Entendre le nom de ce sale type me rendit immédiatement anxieux. Je ne lui faisais pas du tout confiance, surtout depuis son cinéma à la soirée.
-Quoi ? Qu'est-ce qu'il t'a avoué ?
Le sourire d'Ezéquiel s'élargissait sur son visage. Je commençais à être irrité.
-Qu'il était amoureux de moi.
-QUOI ?
Les étudiants autour de nous se retournèrent avec surprise pour nous observer dans un silence attentif. Je crispais mon visage dans un sourire et le brouhaha habituel revint quelques instants plus tard.
-Putain, j'en étais sûr, soufflai-je.
-Il m'a dit que c'était seulement la première année, puis il a vu que je couchais avec plein de filles alors il a lâché l'affaire. Mais quand tu es apparu, et que j'ai tout de suite été beaucoup avec toi, il a pensé qu'il aurait pu avoir une chance et ses sentiments sont revenus.
-Donc là, il en est où ? Il t'aime ? Il va pas marcher longtemps sur mes plates-bandes, Monsieur Propre.
Ezéquiel éclata de rire, ramenant à nouveau vaguement l'attention sur nous.
-Trop drôle ! Moi aussi je l'appelle comme ça.
-En même temps, la ressemblance est affolante. Il est juste plus tassé quoi.
Je suis bitchy. Je dois vraiment être jaloux. Mais Ezéquiel est magnifique, normal que d'autres gens lui tournent autour.
-T'inquiète pas. Tu es le seul qui m'intéresse.
Sa phrase était rassurante. Je me sentais un peu mieux. Il semblait seulement amusé d'avoir découvert ça. Il n'avait vraiment pas l'air de prendre les sentiments de ce type au sérieux, mais savoir qu'il ressentait des choses pour lui m'avait suffit pour que je le déteste.
Nous nous asseyions tous les trois et Agnès prit la parole pour la première fois depuis le début de la conversation, avant même de commencer à manger.
-Ça fait longtemps que tu te drogues, Ezéquiel ? commença-t-elle d'un ton sec.

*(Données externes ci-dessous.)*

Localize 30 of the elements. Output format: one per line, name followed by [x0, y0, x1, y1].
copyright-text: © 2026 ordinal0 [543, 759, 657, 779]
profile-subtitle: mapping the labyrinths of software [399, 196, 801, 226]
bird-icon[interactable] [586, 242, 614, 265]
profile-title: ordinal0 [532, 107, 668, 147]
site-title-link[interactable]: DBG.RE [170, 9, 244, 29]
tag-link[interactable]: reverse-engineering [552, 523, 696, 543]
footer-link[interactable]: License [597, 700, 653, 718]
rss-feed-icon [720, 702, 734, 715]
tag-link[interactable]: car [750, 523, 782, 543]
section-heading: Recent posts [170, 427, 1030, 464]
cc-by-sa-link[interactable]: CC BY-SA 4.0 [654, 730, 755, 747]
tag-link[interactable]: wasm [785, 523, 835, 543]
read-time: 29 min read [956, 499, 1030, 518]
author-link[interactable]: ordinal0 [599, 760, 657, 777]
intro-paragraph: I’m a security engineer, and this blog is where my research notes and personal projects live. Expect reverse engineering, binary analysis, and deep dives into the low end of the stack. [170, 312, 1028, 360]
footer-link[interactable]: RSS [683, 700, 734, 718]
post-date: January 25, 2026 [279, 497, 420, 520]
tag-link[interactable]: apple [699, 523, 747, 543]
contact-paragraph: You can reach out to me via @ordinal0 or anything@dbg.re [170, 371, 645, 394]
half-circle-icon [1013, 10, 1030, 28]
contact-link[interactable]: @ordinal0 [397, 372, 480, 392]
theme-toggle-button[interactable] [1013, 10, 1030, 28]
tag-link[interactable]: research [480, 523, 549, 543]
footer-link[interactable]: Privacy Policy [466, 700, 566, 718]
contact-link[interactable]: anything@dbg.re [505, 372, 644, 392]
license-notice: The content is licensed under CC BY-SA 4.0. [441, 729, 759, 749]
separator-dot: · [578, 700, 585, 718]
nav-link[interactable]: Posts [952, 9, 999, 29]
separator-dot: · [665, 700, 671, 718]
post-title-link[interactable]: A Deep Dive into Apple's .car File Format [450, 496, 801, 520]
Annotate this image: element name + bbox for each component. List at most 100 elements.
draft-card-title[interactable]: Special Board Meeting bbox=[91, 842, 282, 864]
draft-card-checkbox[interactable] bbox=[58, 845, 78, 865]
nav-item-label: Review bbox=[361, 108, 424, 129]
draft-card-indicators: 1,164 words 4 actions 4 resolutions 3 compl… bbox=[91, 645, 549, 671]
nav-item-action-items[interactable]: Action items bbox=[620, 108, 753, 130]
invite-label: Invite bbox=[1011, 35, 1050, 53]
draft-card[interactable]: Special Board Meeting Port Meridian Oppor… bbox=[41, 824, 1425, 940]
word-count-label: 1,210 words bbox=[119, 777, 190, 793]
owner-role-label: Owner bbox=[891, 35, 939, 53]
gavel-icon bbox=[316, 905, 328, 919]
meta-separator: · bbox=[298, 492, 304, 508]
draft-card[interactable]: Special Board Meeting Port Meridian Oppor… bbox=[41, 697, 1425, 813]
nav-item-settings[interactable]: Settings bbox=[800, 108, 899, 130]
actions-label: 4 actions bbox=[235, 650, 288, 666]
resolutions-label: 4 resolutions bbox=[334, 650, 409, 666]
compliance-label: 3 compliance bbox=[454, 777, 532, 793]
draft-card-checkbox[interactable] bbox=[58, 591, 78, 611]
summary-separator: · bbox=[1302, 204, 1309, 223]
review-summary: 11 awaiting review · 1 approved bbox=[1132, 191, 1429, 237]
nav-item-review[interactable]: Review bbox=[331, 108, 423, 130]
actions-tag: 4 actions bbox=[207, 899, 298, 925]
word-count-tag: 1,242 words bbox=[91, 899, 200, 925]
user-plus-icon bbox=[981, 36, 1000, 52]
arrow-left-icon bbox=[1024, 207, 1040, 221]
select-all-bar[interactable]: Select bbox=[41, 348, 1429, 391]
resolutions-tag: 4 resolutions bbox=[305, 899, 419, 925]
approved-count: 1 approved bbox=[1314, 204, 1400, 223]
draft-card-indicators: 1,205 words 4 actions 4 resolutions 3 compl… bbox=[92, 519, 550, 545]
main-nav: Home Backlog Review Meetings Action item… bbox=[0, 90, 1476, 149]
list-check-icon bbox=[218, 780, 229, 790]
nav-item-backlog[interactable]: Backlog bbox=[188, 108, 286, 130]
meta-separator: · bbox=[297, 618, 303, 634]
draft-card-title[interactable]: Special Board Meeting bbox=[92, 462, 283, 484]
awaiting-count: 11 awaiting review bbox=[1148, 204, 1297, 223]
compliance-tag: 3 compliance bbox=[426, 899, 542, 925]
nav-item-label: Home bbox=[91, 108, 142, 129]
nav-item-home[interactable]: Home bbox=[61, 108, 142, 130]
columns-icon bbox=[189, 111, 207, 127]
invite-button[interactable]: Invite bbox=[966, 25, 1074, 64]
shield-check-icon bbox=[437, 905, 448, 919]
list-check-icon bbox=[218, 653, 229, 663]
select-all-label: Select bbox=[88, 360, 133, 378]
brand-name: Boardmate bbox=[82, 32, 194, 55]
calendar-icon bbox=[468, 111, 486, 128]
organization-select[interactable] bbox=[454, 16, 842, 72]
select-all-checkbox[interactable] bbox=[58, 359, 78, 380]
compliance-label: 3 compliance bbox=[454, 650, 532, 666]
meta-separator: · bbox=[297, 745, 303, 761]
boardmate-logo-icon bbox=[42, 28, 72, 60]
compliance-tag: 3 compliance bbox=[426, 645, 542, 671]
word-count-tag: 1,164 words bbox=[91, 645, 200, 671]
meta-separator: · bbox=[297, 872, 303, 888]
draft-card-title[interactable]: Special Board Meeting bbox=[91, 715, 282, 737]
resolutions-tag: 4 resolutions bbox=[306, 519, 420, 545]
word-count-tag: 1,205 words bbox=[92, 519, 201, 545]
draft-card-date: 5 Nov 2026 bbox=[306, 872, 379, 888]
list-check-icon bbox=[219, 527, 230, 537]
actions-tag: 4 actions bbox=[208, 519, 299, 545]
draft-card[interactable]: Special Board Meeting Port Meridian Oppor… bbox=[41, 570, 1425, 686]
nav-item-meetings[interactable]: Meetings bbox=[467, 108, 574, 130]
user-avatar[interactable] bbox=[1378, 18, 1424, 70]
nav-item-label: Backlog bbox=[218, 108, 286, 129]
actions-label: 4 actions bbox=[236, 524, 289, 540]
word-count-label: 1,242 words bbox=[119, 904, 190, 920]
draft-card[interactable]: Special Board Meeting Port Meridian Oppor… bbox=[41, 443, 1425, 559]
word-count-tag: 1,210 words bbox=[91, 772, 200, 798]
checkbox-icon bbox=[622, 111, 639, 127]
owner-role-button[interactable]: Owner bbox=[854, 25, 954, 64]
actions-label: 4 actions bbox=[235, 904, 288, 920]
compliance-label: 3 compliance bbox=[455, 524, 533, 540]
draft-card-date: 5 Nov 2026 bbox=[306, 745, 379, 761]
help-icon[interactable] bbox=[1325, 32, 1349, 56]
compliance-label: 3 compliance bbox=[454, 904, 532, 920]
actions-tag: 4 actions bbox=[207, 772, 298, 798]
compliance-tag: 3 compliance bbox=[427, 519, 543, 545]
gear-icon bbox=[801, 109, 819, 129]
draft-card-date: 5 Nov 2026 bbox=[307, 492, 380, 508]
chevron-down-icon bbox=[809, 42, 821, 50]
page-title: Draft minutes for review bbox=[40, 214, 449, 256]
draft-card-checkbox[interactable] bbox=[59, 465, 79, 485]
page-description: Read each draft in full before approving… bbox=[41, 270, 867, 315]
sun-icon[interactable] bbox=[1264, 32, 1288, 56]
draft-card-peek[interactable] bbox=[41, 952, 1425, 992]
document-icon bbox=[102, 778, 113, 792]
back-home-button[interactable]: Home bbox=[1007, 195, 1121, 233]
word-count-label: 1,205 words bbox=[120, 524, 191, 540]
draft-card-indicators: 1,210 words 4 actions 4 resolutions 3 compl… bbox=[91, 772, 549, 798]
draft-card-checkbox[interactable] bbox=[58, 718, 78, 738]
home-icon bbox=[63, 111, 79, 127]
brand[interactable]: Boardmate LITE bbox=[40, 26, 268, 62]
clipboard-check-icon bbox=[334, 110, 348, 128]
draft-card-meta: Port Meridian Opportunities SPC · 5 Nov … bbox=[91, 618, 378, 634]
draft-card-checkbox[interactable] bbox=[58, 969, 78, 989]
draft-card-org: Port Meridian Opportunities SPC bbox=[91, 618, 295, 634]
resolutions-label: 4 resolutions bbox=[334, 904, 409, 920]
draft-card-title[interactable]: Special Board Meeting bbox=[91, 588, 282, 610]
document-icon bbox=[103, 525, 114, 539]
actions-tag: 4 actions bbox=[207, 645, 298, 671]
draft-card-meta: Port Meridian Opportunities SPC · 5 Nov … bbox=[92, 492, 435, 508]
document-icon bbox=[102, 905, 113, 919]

Ezéquiel me lança un regard exaspéré auquel je répondis par le sourire le plus innocent que j'avais.
-Non, non... improvisa-t-il. C'est seulement à cause des partiels.
-Quand même, le crack, c'est fort.
-Pas autant que l'héroïne, avait-il alors répondu en haussant les épaules.
Mauvaise réponse.
Il baissa soudain la tête en écarquillant les yeux, pensant à ce qu'il venait de dire. Elle allait être encore plus inquiète.
-Ah parce que tu as déjà testé ?
Agnès avait l'air d'être sur le point d'exploser. La conversation prenait un tournant pénible et je me sentis doucement partir. Je réalisais ce qu'il se passait mais étais incapable de faire quoique ce soit.
-Well... Yeah I used it a lot when I was young. Eventually, I've been forced to quite. But now I'm sober, thanks to Daniel !
-Pardon ?!
La voix d'Agnès me fit soudainement revenir à moi. Je m'étais transformé en Marcus pendant un court instant. Ce qu'on redoutait avec Ethan était déjà en train de se produire. Il me regarda avec un air paniqué. Que pouvais-je répondre pour justifier ce qu'il venait de se passer ? Le temps me semblait si long.
-Bon, j'en ai assez ! A quoi vous jouez ? hurlait presque Agnès.
-Agnès, je suis désolé ! C'est compliqué de t'en parler, c'est un peu délicat, confessa Ethan.
Je suis décomposé. Il va lui avouer. On va se faire interner.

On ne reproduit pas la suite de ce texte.